Los vecinos más importantes, los abastecedores de carne y los pulperos también debían soltar unos sueldos: aquel año, les tocó a los pulperos hacer arcos de ramazón en las esquinas por donde pasaría el Santísimo Sacramento; a los mercaderes se les pidió que contribuyeran con fuegos de artificio, y los zapateros y los sastres costearon tres danzas diferentes.

En las calles por donde debía pasar la procesión se construía con vigas y troncos la armadura de los arcos de triunfo; los altares, unas horas antes, serían cubiertos con hojas de palmera y de helechos traídos de la sierra. Como faltaban las flores para aquella época, las mujeres de todas las clases sociales contribuían fabricando guirnaldas de papel y de tela endurecida con almidón. En casa de Becerra, guiadas por Cupertina —hábil en eso—, el gineceo familiar se empeñaba en aquella tarea. La maestra descubrió, con satisfacción, que Belita no sólo era una pícara llena de ingenio, sino que parecía haber descubierto su vocación en las tareas manuales. Eudora, en cambio, permanecía indiferente.

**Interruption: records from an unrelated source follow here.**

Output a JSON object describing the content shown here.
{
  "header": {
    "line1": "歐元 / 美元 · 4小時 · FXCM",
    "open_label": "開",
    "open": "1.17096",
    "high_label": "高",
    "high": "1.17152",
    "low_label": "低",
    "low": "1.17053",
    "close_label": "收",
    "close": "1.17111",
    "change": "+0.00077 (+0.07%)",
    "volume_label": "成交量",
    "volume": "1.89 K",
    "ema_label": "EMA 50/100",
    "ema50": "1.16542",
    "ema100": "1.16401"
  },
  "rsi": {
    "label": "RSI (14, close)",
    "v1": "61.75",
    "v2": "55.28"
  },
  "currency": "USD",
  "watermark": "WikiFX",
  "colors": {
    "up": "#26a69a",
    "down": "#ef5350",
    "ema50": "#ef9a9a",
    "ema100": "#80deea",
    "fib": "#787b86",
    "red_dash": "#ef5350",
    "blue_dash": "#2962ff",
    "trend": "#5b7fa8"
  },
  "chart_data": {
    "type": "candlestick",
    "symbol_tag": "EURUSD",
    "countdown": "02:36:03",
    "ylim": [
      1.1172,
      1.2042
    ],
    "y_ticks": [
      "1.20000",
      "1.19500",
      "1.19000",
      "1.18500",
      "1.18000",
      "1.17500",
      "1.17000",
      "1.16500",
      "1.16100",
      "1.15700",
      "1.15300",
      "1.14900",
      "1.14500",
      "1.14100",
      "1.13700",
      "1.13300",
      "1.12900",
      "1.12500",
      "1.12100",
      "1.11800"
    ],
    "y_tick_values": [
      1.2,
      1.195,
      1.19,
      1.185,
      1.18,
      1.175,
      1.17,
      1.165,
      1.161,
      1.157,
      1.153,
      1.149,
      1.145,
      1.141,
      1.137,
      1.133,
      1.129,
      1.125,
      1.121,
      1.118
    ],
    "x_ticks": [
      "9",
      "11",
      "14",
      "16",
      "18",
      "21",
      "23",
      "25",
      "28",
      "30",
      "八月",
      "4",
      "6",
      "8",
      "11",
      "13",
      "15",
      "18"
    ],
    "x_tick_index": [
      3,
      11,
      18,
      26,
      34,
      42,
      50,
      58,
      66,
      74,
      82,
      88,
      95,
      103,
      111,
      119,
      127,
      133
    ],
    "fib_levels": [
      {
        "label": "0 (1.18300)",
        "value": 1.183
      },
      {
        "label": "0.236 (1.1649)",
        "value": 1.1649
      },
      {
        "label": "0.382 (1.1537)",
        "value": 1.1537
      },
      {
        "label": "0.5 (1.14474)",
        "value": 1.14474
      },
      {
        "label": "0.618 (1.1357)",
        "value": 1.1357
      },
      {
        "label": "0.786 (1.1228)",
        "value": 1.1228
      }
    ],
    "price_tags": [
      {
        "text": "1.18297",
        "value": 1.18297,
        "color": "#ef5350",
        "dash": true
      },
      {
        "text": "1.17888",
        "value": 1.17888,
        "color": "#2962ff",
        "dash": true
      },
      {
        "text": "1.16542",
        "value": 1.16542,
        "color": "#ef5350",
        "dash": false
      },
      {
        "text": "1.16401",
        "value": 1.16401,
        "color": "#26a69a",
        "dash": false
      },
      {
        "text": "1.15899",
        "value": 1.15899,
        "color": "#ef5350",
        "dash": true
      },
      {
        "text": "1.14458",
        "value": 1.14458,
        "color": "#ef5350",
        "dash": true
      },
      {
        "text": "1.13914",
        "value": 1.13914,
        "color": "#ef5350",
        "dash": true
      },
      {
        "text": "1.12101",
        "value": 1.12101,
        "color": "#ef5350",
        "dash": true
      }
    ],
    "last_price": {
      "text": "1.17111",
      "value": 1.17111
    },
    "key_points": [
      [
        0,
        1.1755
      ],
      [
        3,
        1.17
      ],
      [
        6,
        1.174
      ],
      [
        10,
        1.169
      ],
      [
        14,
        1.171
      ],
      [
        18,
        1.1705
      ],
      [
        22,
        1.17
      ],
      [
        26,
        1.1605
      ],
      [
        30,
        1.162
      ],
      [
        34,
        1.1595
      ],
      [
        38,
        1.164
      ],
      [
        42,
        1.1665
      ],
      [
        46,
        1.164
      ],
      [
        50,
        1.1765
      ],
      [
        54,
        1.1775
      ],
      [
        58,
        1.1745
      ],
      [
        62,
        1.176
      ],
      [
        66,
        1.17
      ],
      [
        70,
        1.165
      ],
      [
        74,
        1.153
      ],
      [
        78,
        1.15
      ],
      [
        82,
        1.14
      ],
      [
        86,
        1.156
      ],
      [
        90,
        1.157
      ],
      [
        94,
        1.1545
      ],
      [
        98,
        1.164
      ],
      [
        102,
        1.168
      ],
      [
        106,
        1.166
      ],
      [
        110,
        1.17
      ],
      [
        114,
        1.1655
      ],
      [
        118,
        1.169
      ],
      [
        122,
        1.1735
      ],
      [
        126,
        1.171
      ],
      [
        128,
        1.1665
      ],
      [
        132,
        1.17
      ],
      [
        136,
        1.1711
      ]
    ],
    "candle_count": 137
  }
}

Como el obispo Mercadillo había introducido la costumbre de realizar en el octavario de Corpus la novena del Sagrado Corazón, la cofradía jesuita de aquel nombre iba a tener un gran protagonismo. Un interés adicional era la expectativa que generaba una gigantesca serpiente —a la que algunos llamaban «la tarasca», y otros, más cultos, «la hidra de siete cabezas»—, que la Compañía desempolvaría para pasearla por la calle como un animal exótico que se movía inquietantemente sobre los indios que la sostenían, escondidos bajo su piel.

La tarde anterior a la fiesta, la gente, a pesar del frío, se asomaba a los balcones, salía a la calle, aportaba blandones y teas para iluminar el trabajo de indios, de negros, de vecinos y estudiantes, que bajo una luna de hielo, cubrían los arcos con las guirnaldas de flores, compitiendo qué familia, qué cofradía, qué gremio, había hecho mejor el trabajo.

En algunas calles, adornadas por indios, se colgaban jaulas con pájaros de distintas clases que serían luego liberados como una señal de la salvación de las almas por el Santísimo Sacramento.

Las intenciones eran de culto, pero se oían risas en la oscuridad que denotaban un regocijo más carnal entre los concurrentes. A la medianoche, el alcalde mandó a todos a dormir: el trabajo estaba hecho y los sacerdotes comenzaban a inquietarse por la desaparición de algunos esclavos y hasta de caballeros que se extraviaban en las sombras.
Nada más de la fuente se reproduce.